For a fully loaded chassis running at maximum potential power this can result in some observed performance reduction as the chassis Power Control limits are enforced. In practice, customer workloads are often not at the maximum potential power and so practical performance reduction during an AC Grid or Power Supply failure is often minor or even unnoticeable.
Power on behavior after fault
In the event of an AC Grid or Power Supply failure, new chassis components are enabled to power on as long as the maximum potential power of the newly installed chassis components does not exceed the capacity of a single Power Supply when evaluated by the chassis Power Budget Checks. This means that, while customers will note a chassis "Critical" state due to the loss of redundancy, they will observe no difference in which chassis components are enabled to power on (both before and after a redundancy fault). This is because in both cases, the chassis Power Budget Checks use the capacity of only a single Power Supply.

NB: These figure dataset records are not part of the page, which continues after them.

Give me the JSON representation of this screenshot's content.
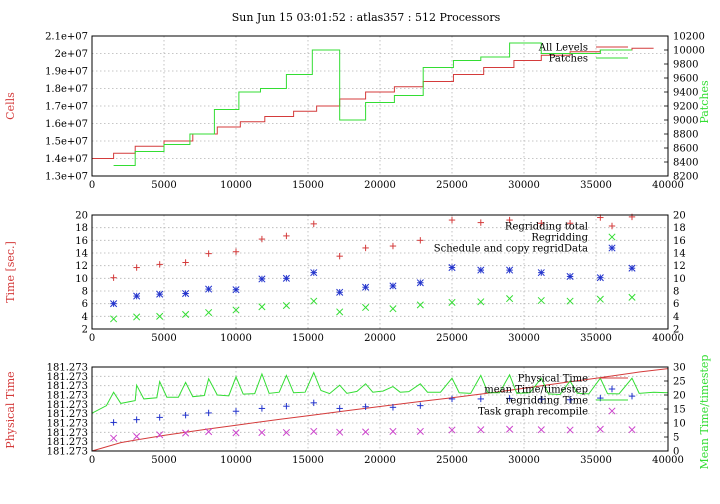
{
  "title": "Sun Jun 15 03:01:52 : atlas357 : 512 Processors",
  "colors": {
    "red": "#d43b3b",
    "green": "#33dd33",
    "blue": "#2233cc",
    "magenta": "#cc44cc",
    "grid": "#b4b4b4",
    "axis": "#000000"
  },
  "chart_data": [
    {
      "type": "line",
      "ylabel": "Cells",
      "y2label": "Patches",
      "xlim": [
        0,
        40000
      ],
      "ylim": [
        13000000,
        21000000
      ],
      "y2lim": [
        8200,
        10200
      ],
      "xticks": [
        0,
        5000,
        10000,
        15000,
        20000,
        25000,
        30000,
        35000,
        40000
      ],
      "yticks": [
        13000000,
        14000000,
        15000000,
        16000000,
        17000000,
        18000000,
        19000000,
        20000000,
        21000000
      ],
      "ytick_labels": [
        "1.3e+07",
        "1.4e+07",
        "1.5e+07",
        "1.6e+07",
        "1.7e+07",
        "1.8e+07",
        "1.9e+07",
        "2e+07",
        "2.1e+07"
      ],
      "y2ticks": [
        8200,
        8400,
        8600,
        8800,
        9000,
        9200,
        9400,
        9600,
        9800,
        10000,
        10200
      ],
      "legend": "top-right",
      "grid": true,
      "series": [
        {
          "name": "All Levels",
          "color": "#d43b3b",
          "step": true,
          "axis": "y",
          "x": [
            0,
            1500,
            3000,
            5000,
            7000,
            8700,
            10300,
            12000,
            14000,
            15600,
            17200,
            19000,
            21000,
            23000,
            25100,
            27200,
            29300,
            31200,
            33200,
            35300,
            37500,
            39000
          ],
          "y": [
            14000000,
            14300000,
            14700000,
            15000000,
            15400000,
            15800000,
            16100000,
            16400000,
            16700000,
            17000000,
            17400000,
            17800000,
            18100000,
            18400000,
            18800000,
            19200000,
            19600000,
            19900000,
            20100000,
            20200000,
            20300000,
            20300000
          ]
        },
        {
          "name": "Patches",
          "color": "#33dd33",
          "step": true,
          "axis": "y2",
          "x": [
            1500,
            3000,
            5000,
            6800,
            8500,
            10200,
            11700,
            13500,
            15300,
            17200,
            19000,
            21000,
            23000,
            25100,
            27000,
            29000,
            31200,
            33200,
            35300,
            37500
          ],
          "y": [
            8350,
            8550,
            8650,
            8800,
            9150,
            9400,
            9450,
            9650,
            10000,
            9000,
            9250,
            9350,
            9750,
            9850,
            9900,
            10100,
            9950,
            9950,
            10000,
            10000
          ]
        }
      ]
    },
    {
      "type": "scatter",
      "ylabel": "Time [sec.]",
      "xlim": [
        0,
        40000
      ],
      "ylim": [
        2,
        20
      ],
      "xticks": [
        0,
        5000,
        10000,
        15000,
        20000,
        25000,
        30000,
        35000,
        40000
      ],
      "yticks": [
        2,
        4,
        6,
        8,
        10,
        12,
        14,
        16,
        18,
        20
      ],
      "legend": "top-right",
      "grid": true,
      "series": [
        {
          "name": "Regridding total",
          "marker": "+",
          "color": "#d43b3b",
          "x": [
            1500,
            3100,
            4700,
            6500,
            8100,
            10000,
            11800,
            13500,
            15400,
            17200,
            19000,
            20900,
            22800,
            25000,
            27000,
            29000,
            31200,
            33200,
            35300,
            37500
          ],
          "y": [
            10.1,
            11.7,
            12.2,
            12.5,
            13.9,
            14.2,
            16.2,
            16.7,
            18.6,
            13.5,
            14.8,
            15.1,
            16.0,
            19.2,
            18.8,
            19.2,
            18.7,
            18.7,
            19.6,
            19.7
          ]
        },
        {
          "name": "Regridding",
          "marker": "x",
          "color": "#33dd33",
          "x": [
            1500,
            3100,
            4700,
            6500,
            8100,
            10000,
            11800,
            13500,
            15400,
            17200,
            19000,
            20900,
            22800,
            25000,
            27000,
            29000,
            31200,
            33200,
            35300,
            37500
          ],
          "y": [
            3.6,
            3.9,
            4.0,
            4.3,
            4.6,
            5.0,
            5.5,
            5.7,
            6.4,
            4.7,
            5.4,
            5.2,
            5.8,
            6.2,
            6.3,
            6.8,
            6.5,
            6.4,
            6.7,
            7.0
          ]
        },
        {
          "name": "Schedule and copy regridData",
          "marker": "*",
          "color": "#2233cc",
          "x": [
            1500,
            3100,
            4700,
            6500,
            8100,
            10000,
            11800,
            13500,
            15400,
            17200,
            19000,
            20900,
            22800,
            25000,
            27000,
            29000,
            31200,
            33200,
            35300,
            37500
          ],
          "y": [
            6.0,
            7.2,
            7.5,
            7.6,
            8.3,
            8.2,
            9.9,
            10.0,
            10.9,
            7.8,
            8.6,
            8.8,
            9.3,
            11.7,
            11.3,
            11.3,
            10.9,
            10.3,
            10.1,
            11.6
          ]
        }
      ]
    },
    {
      "type": "line",
      "ylabel": "Physical Time",
      "y2label": "Mean Time/timestep",
      "xlim": [
        0,
        40000
      ],
      "y2lim": [
        0,
        30
      ],
      "xticks": [
        0,
        5000,
        10000,
        15000,
        20000,
        25000,
        30000,
        35000,
        40000
      ],
      "ytick_labels": [
        "181.273",
        "181.273",
        "181.273",
        "181.273",
        "181.273",
        "181.273",
        "181.273",
        "181.273",
        "181.273",
        "181.273"
      ],
      "y2ticks": [
        0,
        5,
        10,
        15,
        20,
        25,
        30
      ],
      "legend": "top-right",
      "grid": true,
      "series": [
        {
          "name": "Physical Time",
          "color": "#d43b3b",
          "axis": "y2",
          "x": [
            0,
            2000,
            5000,
            8000,
            10000,
            13000,
            15000,
            18000,
            20000,
            23000,
            25000,
            28000,
            30000,
            33000,
            35000,
            38000,
            40000
          ],
          "y": [
            0.0,
            3.0,
            5.6,
            7.8,
            9.2,
            11.3,
            12.6,
            14.6,
            15.9,
            17.8,
            19.0,
            21.0,
            22.4,
            24.6,
            26.0,
            28.2,
            29.4
          ]
        },
        {
          "name": "mean Time/timestep",
          "marker": "+",
          "color": "#2233cc",
          "axis": "y2",
          "x": [
            1500,
            3100,
            4700,
            6500,
            8100,
            10000,
            11800,
            13500,
            15400,
            17200,
            19000,
            20900,
            22800,
            25000,
            27000,
            29000,
            31200,
            33200,
            35300,
            37500
          ],
          "y": [
            10.2,
            11.2,
            12.0,
            12.8,
            13.6,
            14.2,
            15.2,
            16.0,
            17.2,
            15.2,
            15.8,
            15.6,
            16.2,
            18.6,
            18.6,
            18.8,
            18.5,
            18.3,
            18.9,
            19.6
          ]
        },
        {
          "name": "regridding Time",
          "color": "#33dd33",
          "axis": "y2",
          "x": [
            0,
            1000,
            1500,
            2000,
            3000,
            3100,
            3600,
            4500,
            4700,
            5200,
            6000,
            6500,
            7000,
            7800,
            8100,
            8700,
            9500,
            10000,
            10500,
            11300,
            11800,
            12300,
            13000,
            13500,
            14000,
            14800,
            15400,
            15900,
            16500,
            17200,
            17700,
            18400,
            19000,
            19500,
            20200,
            20900,
            21400,
            22000,
            22800,
            23300,
            24200,
            25000,
            25500,
            26300,
            27000,
            27500,
            28300,
            29000,
            29500,
            30400,
            31200,
            31700,
            32500,
            33200,
            33700,
            34500,
            35300,
            35800,
            36600,
            37500,
            38000,
            39000,
            40000
          ],
          "y": [
            13.5,
            16.2,
            21.0,
            17.0,
            18.0,
            23.5,
            18.6,
            19.0,
            24.8,
            19.2,
            19.2,
            24.5,
            19.4,
            19.8,
            25.8,
            20.0,
            19.7,
            26.5,
            20.3,
            20.5,
            27.5,
            20.6,
            21.0,
            27.0,
            20.8,
            21.0,
            28.0,
            21.6,
            20.5,
            23.5,
            20.6,
            21.3,
            24.0,
            21.0,
            21.4,
            23.0,
            21.0,
            21.2,
            24.0,
            21.0,
            21.0,
            26.0,
            20.8,
            20.6,
            27.0,
            20.8,
            20.8,
            27.2,
            20.6,
            20.8,
            26.0,
            20.4,
            20.2,
            25.0,
            20.6,
            20.4,
            26.0,
            20.5,
            20.4,
            26.0,
            20.6,
            21.0,
            20.8
          ]
        },
        {
          "name": "Task graph recompile",
          "marker": "x",
          "color": "#cc44cc",
          "axis": "y2",
          "x": [
            1500,
            3100,
            4700,
            6500,
            8100,
            10000,
            11800,
            13500,
            15400,
            17200,
            19000,
            20900,
            22800,
            25000,
            27000,
            29000,
            31200,
            33200,
            35300,
            37500
          ],
          "y": [
            4.6,
            5.2,
            5.8,
            6.4,
            6.9,
            6.5,
            6.6,
            6.6,
            7.0,
            6.7,
            6.8,
            7.0,
            7.0,
            7.5,
            7.6,
            7.8,
            7.6,
            7.5,
            7.8,
            7.6
          ]
        }
      ]
    }
  ]
}
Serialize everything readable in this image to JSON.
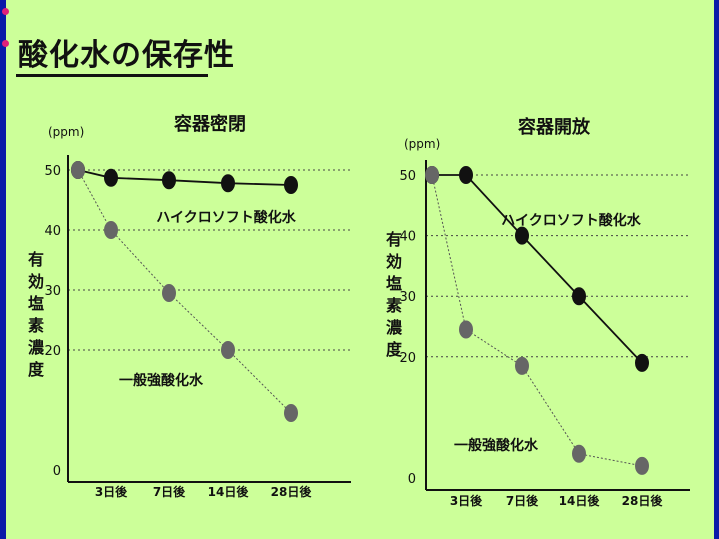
{
  "page": {
    "title": "酸化水の保存性",
    "accent_dot_color": "#e0207a"
  },
  "chart_data": [
    {
      "type": "line",
      "title": "容器密閉",
      "ylabel": "有効塩素濃度",
      "unit": "(ppm)",
      "ylim": [
        0,
        50
      ],
      "y_ticks": [
        0,
        20,
        30,
        40,
        50
      ],
      "categories": [
        "",
        "3日後",
        "7日後",
        "14日後",
        "28日後"
      ],
      "grid": "horizontal-dotted",
      "series": [
        {
          "name": "ハイクロソフト酸化水",
          "style": "solid",
          "color": "#111111",
          "values": [
            50,
            48.7,
            48.3,
            47.8,
            47.5
          ]
        },
        {
          "name": "一般強酸化水",
          "style": "dotted",
          "color": "#555555",
          "values": [
            50,
            40,
            29.5,
            20,
            9.5
          ]
        }
      ]
    },
    {
      "type": "line",
      "title": "容器開放",
      "ylabel": "有効塩素濃度",
      "unit": "(ppm)",
      "ylim": [
        0,
        50
      ],
      "y_ticks": [
        0,
        20,
        30,
        40,
        50
      ],
      "categories": [
        "",
        "3日後",
        "7日後",
        "14日後",
        "28日後"
      ],
      "grid": "horizontal-dotted",
      "series": [
        {
          "name": "ハイクロソフト酸化水",
          "style": "solid",
          "color": "#111111",
          "values": [
            50,
            50,
            40,
            30,
            19
          ]
        },
        {
          "name": "一般強酸化水",
          "style": "dotted",
          "color": "#555555",
          "values": [
            50,
            24.5,
            18.5,
            4,
            2
          ]
        }
      ]
    }
  ]
}
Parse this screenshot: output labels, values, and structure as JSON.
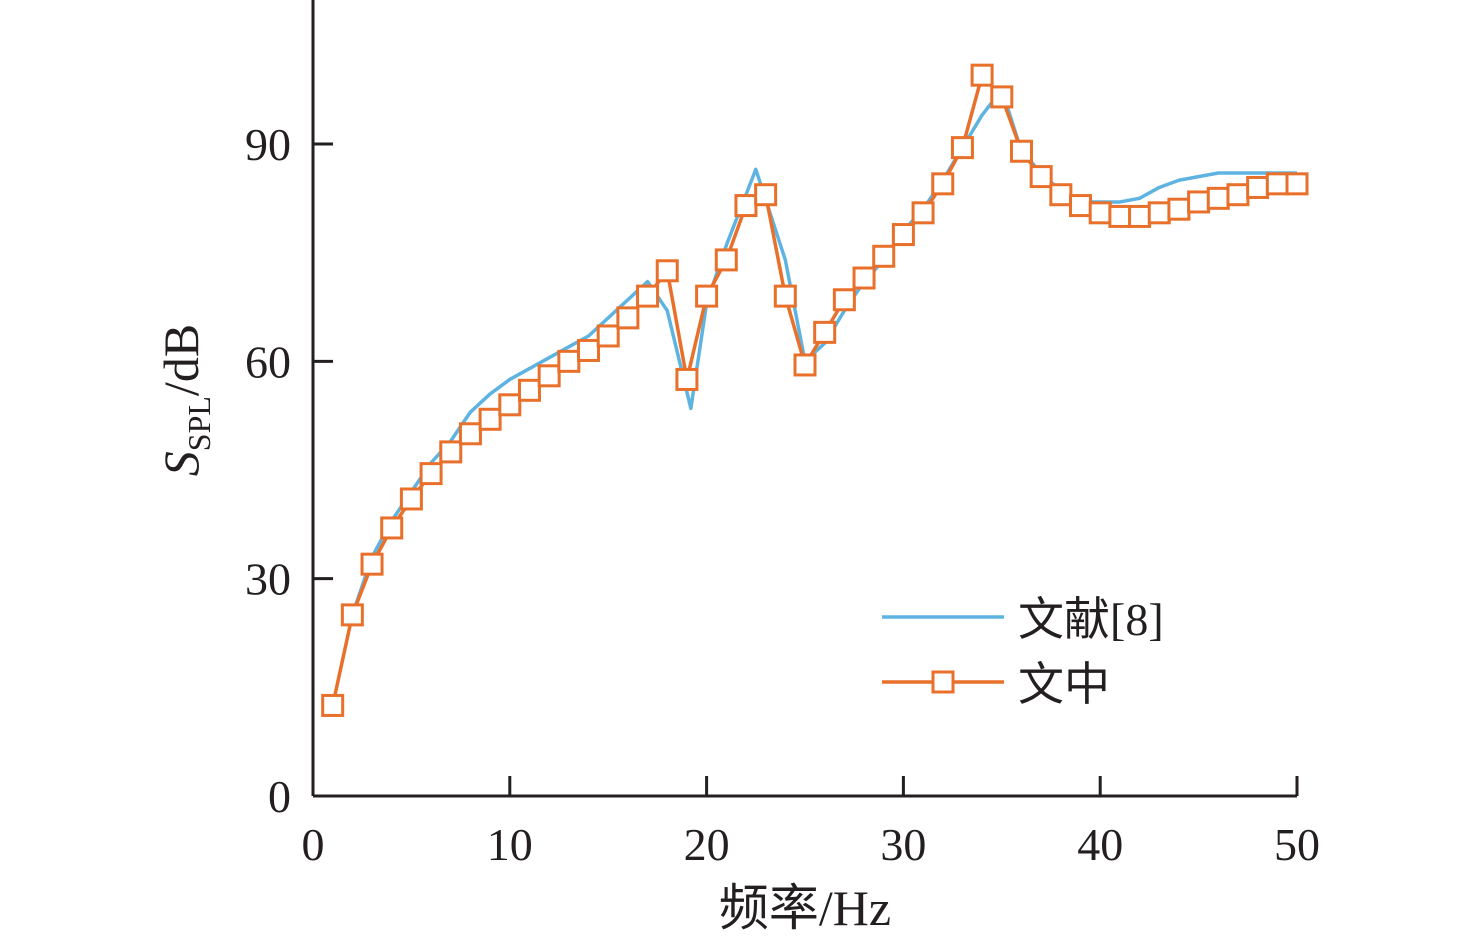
{
  "chart_data": {
    "type": "line",
    "xlabel": "频率/Hz",
    "ylabel": {
      "main": "S",
      "sub": "SPL",
      "unit": "/dB"
    },
    "xlim": [
      0,
      50
    ],
    "ylim": [
      0,
      105
    ],
    "xticks": [
      0,
      10,
      20,
      30,
      40,
      50
    ],
    "yticks": [
      0,
      30,
      60,
      90
    ],
    "grid": false,
    "legend_position": "bottom-right",
    "series": [
      {
        "name": "文献[8]",
        "color": "#5fb3e0",
        "marker": "none",
        "x": [
          2,
          3,
          4,
          5,
          6,
          7,
          8,
          9,
          10,
          11,
          12,
          13,
          14,
          15,
          16,
          17,
          18,
          19.2,
          20,
          21,
          22.5,
          24,
          25,
          26,
          27,
          28,
          29,
          30,
          31,
          32,
          33,
          34,
          35,
          36,
          37,
          38,
          39,
          40,
          41,
          42,
          43,
          44,
          45,
          46,
          47,
          48,
          49,
          50
        ],
        "y": [
          25,
          33,
          38,
          42,
          46,
          49,
          53,
          55.5,
          57.5,
          59,
          60.5,
          62,
          63.5,
          66,
          68.5,
          71,
          67,
          53.5,
          68,
          76,
          86.5,
          74,
          60,
          62.5,
          67,
          71,
          74,
          78,
          81,
          85,
          89.5,
          94,
          97.5,
          89,
          86,
          83.5,
          82,
          82,
          82,
          82.5,
          84,
          85,
          85.5,
          86,
          86,
          86,
          86,
          86
        ]
      },
      {
        "name": "文中",
        "color": "#e8702a",
        "marker": "square",
        "x": [
          1,
          2,
          3,
          4,
          5,
          6,
          7,
          8,
          9,
          10,
          11,
          12,
          13,
          14,
          15,
          16,
          17,
          18,
          19,
          20,
          21,
          22,
          23,
          24,
          25,
          26,
          27,
          28,
          29,
          30,
          31,
          32,
          33,
          34,
          35,
          36,
          37,
          38,
          39,
          40,
          41,
          42,
          43,
          44,
          45,
          46,
          47,
          48,
          49,
          50
        ],
        "y": [
          12.5,
          25,
          32,
          37,
          41,
          44.5,
          47.5,
          50,
          52,
          54,
          56,
          58,
          60,
          61.5,
          63.5,
          66,
          69,
          72.5,
          57.5,
          69,
          74,
          81.5,
          83,
          69,
          59.5,
          64,
          68.5,
          71.5,
          74.5,
          77.5,
          80.5,
          84.5,
          89.5,
          99.5,
          96.5,
          89,
          85.5,
          83,
          81.5,
          80.5,
          80,
          80,
          80.5,
          81,
          82,
          82.5,
          83,
          84,
          84.5,
          84.5
        ]
      }
    ]
  }
}
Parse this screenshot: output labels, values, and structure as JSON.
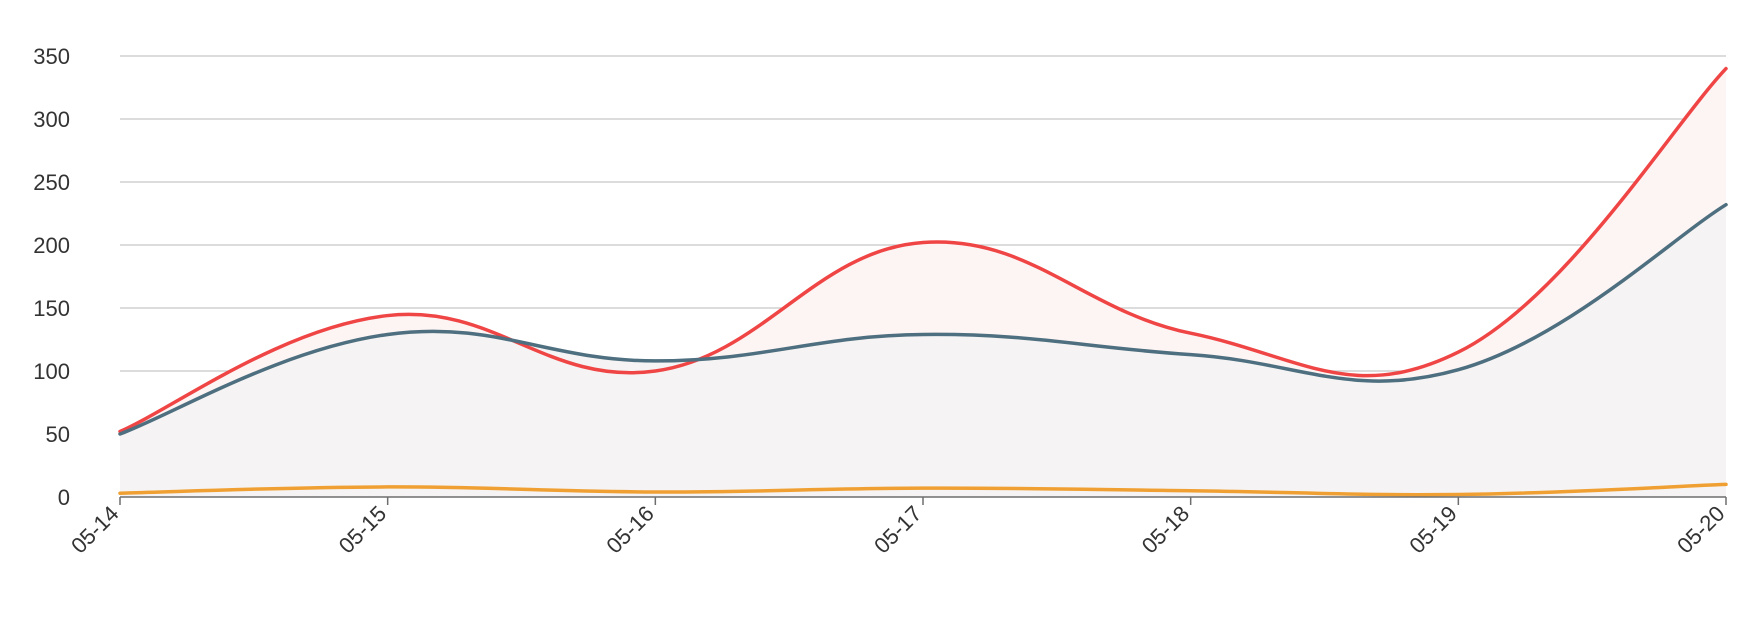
{
  "chart_data": {
    "type": "line",
    "categories": [
      "05-14",
      "05-15",
      "05-16",
      "05-17",
      "05-18",
      "05-19",
      "05-20"
    ],
    "series": [
      {
        "values": [
          52,
          144,
          100,
          202,
          130,
          115,
          340
        ],
        "color": "#f04545",
        "area_fill": "#fdf4f4"
      },
      {
        "values": [
          50,
          129,
          108,
          129,
          113,
          101,
          232
        ],
        "color": "#4e6f7f",
        "area_fill": "#f5f3f3"
      },
      {
        "values": [
          3,
          8,
          4,
          7,
          5,
          2,
          10
        ],
        "color": "#f0a032",
        "area_fill": ""
      }
    ],
    "ylim": [
      0,
      350
    ],
    "yticks": [
      0,
      50,
      100,
      150,
      200,
      250,
      300,
      350
    ],
    "grid": true,
    "xlabel": "",
    "ylabel": ""
  }
}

This is a key difference from the other Shared Infrastructure Chassis Redundancy Policies.
Logging behavior
As with all Redundancy Policies, when a Power Supply Unit fails, a log message is generated. For the Fault Tolerant Redundancy policy, a log message will also be recorded to note a "Loss of Redundancy". This message indicates that the system is continuing to operate in a Non-Redundant state, and action is necessary to either restore power to a failed AC Grid or replace a failed Power Supply Unit. Details in log messages make it possible to distinguish between these two cases. Finally, in case power-on of a chassis component is denied due to a Power Budget Check, the denial is logged both in CMC logs and iDRAC logs (in the case of compute sleds).